The Emmy-nominated video documentary Ties That Bind captures the conversations of seven Chicago women who joined in an effort to discuss what unifies and divides us. These women are leaders from their Jewish, Christian, Muslim, African-American, Hispanic, and Euro-American communities. Their experiences bear valuable lessons for all of us.



Ties That Bind grew out of an opportunity created by the events of 9/11. While many people were paralyzed with fear after the attacks on New York and Washington, D.C., women leaders from around the world agreed to work with artistic circles on a project to connect diverse groups. Within a year, we realized that in order to build community relationships effectively, and document them, we needed to focus on local, grassroots efforts.

7 female religious leaders join hands symbolizing the many "Ties That Bind". Photo by Shelly Levine.

Ties That Bind is an Emmy-nominated video documentary and peace project that brought together Chicago’s Jewish, Christian and Muslim communities through their women spiritual leaders. This hour-long documentary records the conversations and experience of a group of these leaders and their African-American, Latino and Anglo communities who joined to discuss to discuss what unifies and divides us. In 2004, the documentary premiered at the UNESCO and the Parliament of the World’s Religions “Pathways to Peace” conference in Barcelona, Spain and has been disributed internationally by NETA for public television.
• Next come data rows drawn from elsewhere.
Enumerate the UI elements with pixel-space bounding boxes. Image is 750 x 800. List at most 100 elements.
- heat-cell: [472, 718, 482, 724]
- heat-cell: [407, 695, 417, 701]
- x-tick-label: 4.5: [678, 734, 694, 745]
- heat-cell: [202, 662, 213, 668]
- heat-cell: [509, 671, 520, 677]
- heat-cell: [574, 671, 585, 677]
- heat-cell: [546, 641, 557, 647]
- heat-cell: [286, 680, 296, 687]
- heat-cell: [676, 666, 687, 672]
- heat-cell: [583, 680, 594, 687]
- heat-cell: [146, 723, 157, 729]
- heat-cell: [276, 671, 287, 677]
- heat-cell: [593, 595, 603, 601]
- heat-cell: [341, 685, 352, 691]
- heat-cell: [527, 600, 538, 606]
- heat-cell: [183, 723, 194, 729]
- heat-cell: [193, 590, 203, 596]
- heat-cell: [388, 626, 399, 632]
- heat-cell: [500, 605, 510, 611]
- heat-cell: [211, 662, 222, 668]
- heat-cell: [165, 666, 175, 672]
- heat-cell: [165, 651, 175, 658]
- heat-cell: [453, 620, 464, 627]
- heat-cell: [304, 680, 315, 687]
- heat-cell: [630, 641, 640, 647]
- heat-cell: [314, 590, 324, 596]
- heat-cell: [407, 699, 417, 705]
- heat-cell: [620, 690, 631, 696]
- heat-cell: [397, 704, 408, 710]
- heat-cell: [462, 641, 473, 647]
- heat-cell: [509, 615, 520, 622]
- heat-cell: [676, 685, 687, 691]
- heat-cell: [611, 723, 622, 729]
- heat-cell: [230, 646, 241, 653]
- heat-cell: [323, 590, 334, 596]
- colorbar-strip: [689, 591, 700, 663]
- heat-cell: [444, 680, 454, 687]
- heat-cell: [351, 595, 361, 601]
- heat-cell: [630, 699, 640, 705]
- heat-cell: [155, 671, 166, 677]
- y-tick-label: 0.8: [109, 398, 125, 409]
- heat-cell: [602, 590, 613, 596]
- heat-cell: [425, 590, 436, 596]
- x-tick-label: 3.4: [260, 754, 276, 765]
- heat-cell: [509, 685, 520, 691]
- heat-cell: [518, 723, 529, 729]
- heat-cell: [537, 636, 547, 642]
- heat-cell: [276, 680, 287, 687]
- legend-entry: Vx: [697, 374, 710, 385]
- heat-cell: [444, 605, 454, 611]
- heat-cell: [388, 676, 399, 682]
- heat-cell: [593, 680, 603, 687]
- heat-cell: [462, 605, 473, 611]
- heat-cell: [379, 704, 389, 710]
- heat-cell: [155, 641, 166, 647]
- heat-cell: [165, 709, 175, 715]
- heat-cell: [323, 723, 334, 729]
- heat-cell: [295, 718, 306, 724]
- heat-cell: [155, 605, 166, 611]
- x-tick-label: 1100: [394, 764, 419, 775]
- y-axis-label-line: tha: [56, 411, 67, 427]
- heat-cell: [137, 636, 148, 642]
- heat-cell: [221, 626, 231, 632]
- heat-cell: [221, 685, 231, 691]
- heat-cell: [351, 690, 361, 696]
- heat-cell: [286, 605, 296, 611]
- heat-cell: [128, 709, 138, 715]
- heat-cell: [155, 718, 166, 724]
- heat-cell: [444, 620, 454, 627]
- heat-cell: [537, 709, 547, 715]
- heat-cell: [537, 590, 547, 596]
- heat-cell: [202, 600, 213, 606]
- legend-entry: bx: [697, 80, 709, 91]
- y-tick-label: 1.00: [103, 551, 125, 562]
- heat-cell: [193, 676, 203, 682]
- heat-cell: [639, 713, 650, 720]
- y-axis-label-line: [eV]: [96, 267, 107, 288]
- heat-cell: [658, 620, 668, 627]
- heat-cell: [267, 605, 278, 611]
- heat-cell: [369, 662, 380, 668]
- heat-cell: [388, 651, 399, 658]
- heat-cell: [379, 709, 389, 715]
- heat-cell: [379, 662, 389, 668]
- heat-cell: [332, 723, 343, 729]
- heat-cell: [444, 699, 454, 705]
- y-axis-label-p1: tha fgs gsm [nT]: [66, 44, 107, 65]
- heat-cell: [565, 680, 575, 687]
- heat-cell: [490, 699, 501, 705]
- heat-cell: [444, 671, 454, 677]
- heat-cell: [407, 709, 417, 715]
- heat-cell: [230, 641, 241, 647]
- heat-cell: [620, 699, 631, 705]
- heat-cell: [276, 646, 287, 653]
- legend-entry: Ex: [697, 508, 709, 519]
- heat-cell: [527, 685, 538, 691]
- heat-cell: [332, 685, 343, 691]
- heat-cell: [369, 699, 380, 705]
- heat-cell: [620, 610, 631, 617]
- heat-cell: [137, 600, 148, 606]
Since the documentary's international and Chicago premieres, Artistic Circles has held over 100 town hall meetings at schools, houses of worship, human relations meetings, theaters and senior centers. Those town hall meetings served as a catalyst to expand the message of Ties That Bind to include men, women and youth from secular backgrounds as well as faith-based groups.


Chicago Public School Students discuss diversity at "Ties" town hall presentation. Photo by Nan Stein.

The town hall meetings moved the central focus of the conversation from religion to an even more basic human desire to connect—not to allow world events, the media or fear to divide us.


How does Ties That Bind help people connect? Again and again, we’ve seen individuals from ages 12-85 from widely different backgrounds open up about what they most fear and the prejudices they experience on a daily basis. This happens once they see and hear the women spiritual leaders talk on video about their own fears and stereotypes.

Since it's release in 2006 Ties That Bind has been used in many different ways: At religious institutions, colleges, and high schools. It had also been disscussed on a National Endowment for the Humanities panel and was the basis for a course at Northwestern University. Ties That Bind has been commericially released in Canada and shown on over 150 Public Television stations worldwide.

Somehow, seeing these women trust one another gives audience participants permission to trust as well.



When one women relates to a point another woman makes, she says “connection” and receives the ball.




Soon their small group turns into a web showing how interrelated and similar our experiences often are.